SNP’s word of the day: Élan vital

Illustration by Lewis Mirrett

Illustration by Lewis Mirrett

Word: Élan vital

Meaning: Vital impetus, or the current of evolution.

Usage: “When I was just last in New York, I went for a walk, leaving Fifth Avenue and the Business section behind me, into the crowded streets near the Bowery. And while I was there, I had a sudden feeling of relief and confidence. There was Bergson’s élan vital—there was assimilation causing life to exert as much pressure, though embodied here in the shape of men, as it has ever done in the earliest year of evolution: there was the driving force of progress.”
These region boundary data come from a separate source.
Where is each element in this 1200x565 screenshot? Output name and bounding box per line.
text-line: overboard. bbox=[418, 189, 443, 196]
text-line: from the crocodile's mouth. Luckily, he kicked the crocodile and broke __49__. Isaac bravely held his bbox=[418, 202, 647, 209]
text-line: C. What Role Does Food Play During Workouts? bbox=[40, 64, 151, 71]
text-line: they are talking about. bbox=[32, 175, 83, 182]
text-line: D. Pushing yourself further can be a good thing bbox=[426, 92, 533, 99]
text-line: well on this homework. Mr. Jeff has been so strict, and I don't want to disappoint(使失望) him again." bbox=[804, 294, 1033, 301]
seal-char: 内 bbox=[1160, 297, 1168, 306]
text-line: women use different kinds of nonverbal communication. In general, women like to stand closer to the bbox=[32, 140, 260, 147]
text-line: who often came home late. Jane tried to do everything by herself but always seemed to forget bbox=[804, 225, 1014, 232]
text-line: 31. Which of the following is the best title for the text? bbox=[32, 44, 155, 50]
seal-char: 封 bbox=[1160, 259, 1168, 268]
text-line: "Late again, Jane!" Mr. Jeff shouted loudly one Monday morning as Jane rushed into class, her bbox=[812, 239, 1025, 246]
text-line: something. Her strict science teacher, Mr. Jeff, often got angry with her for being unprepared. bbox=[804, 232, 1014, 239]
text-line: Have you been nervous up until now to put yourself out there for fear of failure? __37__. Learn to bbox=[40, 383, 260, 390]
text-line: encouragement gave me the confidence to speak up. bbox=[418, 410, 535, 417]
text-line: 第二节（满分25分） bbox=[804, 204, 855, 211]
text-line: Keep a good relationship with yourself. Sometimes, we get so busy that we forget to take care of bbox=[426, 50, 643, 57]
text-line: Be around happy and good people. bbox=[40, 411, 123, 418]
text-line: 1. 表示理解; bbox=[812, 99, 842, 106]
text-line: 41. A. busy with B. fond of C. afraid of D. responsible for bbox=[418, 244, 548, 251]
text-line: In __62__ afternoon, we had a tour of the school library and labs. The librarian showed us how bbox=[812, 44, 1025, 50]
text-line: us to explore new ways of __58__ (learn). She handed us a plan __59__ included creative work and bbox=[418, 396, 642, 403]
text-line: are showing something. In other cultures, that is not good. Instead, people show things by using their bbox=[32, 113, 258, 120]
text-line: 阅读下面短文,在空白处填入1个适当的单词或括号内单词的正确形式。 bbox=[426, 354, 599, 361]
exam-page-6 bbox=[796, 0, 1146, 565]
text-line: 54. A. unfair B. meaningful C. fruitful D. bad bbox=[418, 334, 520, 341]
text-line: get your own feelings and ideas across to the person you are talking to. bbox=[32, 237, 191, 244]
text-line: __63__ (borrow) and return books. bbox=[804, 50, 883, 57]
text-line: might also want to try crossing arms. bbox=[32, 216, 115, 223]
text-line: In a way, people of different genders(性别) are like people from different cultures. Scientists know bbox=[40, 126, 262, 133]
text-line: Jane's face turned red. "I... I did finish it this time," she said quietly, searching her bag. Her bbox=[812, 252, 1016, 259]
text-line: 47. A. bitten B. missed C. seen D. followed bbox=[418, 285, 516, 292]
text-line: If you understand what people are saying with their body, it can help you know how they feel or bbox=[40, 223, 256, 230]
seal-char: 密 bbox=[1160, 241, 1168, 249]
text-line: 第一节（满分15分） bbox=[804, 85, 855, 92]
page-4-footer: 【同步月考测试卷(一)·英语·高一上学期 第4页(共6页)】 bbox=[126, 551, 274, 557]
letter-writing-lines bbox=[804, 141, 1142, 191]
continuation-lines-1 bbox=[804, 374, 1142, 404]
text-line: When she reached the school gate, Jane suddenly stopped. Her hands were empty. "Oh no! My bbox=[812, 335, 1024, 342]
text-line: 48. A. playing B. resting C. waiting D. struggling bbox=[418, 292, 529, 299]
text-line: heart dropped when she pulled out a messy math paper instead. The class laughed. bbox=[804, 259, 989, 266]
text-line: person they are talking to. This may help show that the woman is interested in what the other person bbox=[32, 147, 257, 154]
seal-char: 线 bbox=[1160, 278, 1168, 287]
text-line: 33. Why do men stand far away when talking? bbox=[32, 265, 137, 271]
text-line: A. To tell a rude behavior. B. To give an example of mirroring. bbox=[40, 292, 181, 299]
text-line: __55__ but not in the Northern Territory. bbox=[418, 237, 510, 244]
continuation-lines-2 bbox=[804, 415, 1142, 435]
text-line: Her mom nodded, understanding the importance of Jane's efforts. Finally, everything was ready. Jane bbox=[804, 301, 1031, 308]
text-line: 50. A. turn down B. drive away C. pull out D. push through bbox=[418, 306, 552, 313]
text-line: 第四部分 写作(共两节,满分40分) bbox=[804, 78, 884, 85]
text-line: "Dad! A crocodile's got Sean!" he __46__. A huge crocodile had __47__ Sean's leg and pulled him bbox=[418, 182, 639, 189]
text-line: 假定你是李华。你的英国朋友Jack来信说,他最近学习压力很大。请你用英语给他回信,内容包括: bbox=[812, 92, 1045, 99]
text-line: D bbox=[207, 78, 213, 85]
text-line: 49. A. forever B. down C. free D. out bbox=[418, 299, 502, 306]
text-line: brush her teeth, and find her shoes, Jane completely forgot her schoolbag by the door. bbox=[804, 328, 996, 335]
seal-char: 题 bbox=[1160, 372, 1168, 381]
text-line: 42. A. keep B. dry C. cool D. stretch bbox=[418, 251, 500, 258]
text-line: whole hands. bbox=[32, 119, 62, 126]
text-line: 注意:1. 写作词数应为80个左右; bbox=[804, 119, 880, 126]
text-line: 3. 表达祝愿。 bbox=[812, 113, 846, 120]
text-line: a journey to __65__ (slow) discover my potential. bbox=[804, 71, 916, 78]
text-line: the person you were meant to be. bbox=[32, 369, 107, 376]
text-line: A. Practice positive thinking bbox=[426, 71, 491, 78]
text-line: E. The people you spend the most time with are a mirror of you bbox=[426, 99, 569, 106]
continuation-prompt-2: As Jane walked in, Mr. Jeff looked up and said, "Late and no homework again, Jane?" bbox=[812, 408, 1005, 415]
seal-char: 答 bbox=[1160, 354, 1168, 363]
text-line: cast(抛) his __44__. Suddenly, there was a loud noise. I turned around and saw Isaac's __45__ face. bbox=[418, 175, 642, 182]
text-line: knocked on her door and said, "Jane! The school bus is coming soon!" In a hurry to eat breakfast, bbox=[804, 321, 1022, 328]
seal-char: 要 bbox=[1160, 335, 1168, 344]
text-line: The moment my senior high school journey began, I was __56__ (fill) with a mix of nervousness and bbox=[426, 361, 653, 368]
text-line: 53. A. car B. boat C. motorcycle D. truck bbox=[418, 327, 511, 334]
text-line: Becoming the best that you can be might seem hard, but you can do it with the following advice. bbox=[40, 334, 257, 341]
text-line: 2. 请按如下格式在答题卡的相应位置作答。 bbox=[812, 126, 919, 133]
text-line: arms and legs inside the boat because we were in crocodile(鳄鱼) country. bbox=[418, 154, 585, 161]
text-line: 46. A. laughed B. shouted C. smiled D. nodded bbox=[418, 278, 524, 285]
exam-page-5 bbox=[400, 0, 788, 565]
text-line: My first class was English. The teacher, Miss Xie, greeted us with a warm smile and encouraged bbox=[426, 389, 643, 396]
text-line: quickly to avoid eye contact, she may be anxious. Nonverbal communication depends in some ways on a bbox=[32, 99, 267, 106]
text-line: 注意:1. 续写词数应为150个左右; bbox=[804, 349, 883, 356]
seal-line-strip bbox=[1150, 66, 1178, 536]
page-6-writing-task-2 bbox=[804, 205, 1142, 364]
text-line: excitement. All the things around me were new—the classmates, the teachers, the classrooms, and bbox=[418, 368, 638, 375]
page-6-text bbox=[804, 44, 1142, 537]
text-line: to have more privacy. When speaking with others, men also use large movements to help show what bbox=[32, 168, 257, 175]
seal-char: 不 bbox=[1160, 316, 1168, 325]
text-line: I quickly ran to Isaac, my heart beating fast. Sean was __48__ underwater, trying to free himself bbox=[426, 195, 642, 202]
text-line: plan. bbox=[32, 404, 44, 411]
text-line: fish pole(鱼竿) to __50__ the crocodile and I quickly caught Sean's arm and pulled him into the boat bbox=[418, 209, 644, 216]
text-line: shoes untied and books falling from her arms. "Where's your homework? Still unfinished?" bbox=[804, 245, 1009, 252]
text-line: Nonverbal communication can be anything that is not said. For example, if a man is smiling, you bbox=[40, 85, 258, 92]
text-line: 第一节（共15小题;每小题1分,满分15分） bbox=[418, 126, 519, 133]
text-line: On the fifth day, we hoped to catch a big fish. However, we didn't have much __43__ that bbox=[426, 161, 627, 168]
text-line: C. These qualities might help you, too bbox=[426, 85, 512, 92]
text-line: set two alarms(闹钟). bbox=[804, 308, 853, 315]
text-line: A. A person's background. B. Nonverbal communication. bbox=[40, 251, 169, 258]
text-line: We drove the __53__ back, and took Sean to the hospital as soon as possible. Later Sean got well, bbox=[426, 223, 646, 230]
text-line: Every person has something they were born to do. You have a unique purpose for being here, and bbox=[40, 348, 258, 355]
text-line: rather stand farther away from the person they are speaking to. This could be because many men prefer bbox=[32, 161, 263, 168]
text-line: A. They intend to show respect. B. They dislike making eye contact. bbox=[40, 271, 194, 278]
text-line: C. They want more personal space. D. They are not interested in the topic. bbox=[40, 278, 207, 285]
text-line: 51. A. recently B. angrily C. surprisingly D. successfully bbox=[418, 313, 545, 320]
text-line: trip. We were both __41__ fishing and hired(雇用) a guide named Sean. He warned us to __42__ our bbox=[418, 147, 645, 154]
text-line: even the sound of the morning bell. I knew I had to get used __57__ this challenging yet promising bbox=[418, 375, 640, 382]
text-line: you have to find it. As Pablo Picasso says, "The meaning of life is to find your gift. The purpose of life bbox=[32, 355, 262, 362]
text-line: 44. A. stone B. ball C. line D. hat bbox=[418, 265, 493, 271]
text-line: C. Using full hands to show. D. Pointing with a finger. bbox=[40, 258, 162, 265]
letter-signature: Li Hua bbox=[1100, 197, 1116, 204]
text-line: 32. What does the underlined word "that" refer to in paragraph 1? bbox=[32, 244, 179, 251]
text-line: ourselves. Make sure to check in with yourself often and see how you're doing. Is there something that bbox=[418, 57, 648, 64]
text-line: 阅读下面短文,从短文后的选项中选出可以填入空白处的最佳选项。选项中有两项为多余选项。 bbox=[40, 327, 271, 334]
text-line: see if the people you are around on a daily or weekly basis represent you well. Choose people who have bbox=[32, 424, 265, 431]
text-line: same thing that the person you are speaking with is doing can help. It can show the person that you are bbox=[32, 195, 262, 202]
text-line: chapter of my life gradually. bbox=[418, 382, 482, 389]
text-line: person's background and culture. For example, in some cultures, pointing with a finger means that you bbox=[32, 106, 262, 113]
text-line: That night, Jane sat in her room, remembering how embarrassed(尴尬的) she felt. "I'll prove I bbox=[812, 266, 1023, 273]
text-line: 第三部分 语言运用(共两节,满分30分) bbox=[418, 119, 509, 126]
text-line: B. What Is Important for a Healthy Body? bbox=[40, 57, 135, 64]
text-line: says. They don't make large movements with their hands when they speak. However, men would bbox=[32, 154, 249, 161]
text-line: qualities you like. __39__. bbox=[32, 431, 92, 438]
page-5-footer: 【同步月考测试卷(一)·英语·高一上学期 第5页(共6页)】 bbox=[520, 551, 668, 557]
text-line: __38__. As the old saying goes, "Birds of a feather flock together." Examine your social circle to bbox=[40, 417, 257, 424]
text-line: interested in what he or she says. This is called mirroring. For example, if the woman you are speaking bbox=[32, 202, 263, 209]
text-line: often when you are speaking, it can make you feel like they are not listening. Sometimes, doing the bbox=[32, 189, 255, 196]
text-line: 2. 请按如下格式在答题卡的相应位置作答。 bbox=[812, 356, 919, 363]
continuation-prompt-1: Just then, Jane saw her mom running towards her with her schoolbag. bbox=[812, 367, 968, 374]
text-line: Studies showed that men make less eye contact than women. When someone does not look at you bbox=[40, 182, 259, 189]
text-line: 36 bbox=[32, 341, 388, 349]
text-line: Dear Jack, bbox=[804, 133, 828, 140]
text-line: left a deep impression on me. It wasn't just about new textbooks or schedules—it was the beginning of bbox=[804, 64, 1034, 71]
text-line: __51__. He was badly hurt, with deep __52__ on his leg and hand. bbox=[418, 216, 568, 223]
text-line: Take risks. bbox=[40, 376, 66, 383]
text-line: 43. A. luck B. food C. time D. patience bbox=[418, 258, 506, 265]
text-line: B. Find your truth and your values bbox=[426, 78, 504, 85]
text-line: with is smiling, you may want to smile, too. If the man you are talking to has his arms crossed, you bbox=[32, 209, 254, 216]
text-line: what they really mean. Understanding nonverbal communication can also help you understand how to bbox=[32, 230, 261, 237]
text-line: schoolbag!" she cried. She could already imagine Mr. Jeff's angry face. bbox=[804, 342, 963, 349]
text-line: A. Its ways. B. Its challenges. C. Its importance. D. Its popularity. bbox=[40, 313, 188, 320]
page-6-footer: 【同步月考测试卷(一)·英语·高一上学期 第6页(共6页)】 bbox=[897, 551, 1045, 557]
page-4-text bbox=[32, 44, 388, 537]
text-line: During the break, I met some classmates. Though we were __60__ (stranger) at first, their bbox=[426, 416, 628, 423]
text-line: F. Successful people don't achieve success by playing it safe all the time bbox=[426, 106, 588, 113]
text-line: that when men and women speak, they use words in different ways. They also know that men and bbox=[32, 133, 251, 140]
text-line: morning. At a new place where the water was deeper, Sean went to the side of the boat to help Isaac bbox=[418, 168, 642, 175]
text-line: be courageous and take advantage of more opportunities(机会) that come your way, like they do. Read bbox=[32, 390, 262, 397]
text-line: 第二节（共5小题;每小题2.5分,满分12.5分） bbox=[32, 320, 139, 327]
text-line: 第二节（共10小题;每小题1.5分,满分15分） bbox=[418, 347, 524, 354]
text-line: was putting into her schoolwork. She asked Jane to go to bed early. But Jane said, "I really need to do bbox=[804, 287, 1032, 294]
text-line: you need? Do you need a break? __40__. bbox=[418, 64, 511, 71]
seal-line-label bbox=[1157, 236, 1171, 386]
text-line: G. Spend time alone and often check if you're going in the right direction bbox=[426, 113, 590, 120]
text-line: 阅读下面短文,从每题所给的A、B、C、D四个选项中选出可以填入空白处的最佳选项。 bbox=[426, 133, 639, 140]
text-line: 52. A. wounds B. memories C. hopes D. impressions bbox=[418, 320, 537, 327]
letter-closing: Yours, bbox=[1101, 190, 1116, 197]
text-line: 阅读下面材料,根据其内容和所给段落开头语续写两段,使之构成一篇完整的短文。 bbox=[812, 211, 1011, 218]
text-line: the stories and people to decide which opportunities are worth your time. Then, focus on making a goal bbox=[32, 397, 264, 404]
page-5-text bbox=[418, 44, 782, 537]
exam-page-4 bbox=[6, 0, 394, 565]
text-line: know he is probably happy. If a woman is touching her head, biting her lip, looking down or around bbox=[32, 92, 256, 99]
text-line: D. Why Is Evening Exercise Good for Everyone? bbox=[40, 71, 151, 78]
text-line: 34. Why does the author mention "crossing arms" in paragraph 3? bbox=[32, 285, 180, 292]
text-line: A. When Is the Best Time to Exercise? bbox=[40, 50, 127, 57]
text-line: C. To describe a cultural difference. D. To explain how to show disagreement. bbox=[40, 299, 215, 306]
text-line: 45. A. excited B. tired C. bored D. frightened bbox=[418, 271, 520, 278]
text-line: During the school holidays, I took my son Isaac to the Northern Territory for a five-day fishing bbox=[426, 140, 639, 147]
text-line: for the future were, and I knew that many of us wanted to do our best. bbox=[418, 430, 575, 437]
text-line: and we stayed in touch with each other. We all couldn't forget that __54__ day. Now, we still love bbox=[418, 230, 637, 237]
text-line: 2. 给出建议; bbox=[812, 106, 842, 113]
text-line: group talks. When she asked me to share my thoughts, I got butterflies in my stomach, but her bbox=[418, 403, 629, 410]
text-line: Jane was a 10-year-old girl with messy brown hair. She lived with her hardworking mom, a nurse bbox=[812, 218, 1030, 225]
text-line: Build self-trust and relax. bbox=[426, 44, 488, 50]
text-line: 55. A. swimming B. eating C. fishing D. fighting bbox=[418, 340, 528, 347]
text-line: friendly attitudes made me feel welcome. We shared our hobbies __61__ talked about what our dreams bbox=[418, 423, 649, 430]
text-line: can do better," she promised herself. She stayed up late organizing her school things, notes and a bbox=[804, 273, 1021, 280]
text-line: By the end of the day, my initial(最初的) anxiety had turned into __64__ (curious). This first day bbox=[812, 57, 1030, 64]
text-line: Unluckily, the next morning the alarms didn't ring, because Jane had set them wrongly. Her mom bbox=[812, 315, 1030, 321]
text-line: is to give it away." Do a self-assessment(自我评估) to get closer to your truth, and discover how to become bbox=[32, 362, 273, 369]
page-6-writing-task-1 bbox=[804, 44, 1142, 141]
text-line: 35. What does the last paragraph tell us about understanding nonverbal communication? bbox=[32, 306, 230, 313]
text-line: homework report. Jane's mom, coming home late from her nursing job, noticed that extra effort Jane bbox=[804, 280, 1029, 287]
You should know it because: C’est Paris Fashion Week, the one week each half-year when it’s okay to speak Franglais. It’s also the time in which, even from waaayyyy far away, you ponder the impossibility of so many extraordinarily attired, super-attenuated creatures flocking to one place. Time to brush up on creative-evolutionary theory, by which I mean, Wikipedia Henri Bergson. His theory of “élan vital,”—sort of like a macrocosmic take on Freud’s idea of “life instincts”—explains why things develop in an increasingly complex manner. He thought people could self-evolve; that through the forces of creativity, which he equated with life itself, some people could literally be more alive than others. I don’t know about that, but maybe it explains why fashion people can survive for four weeks without once eating solid food?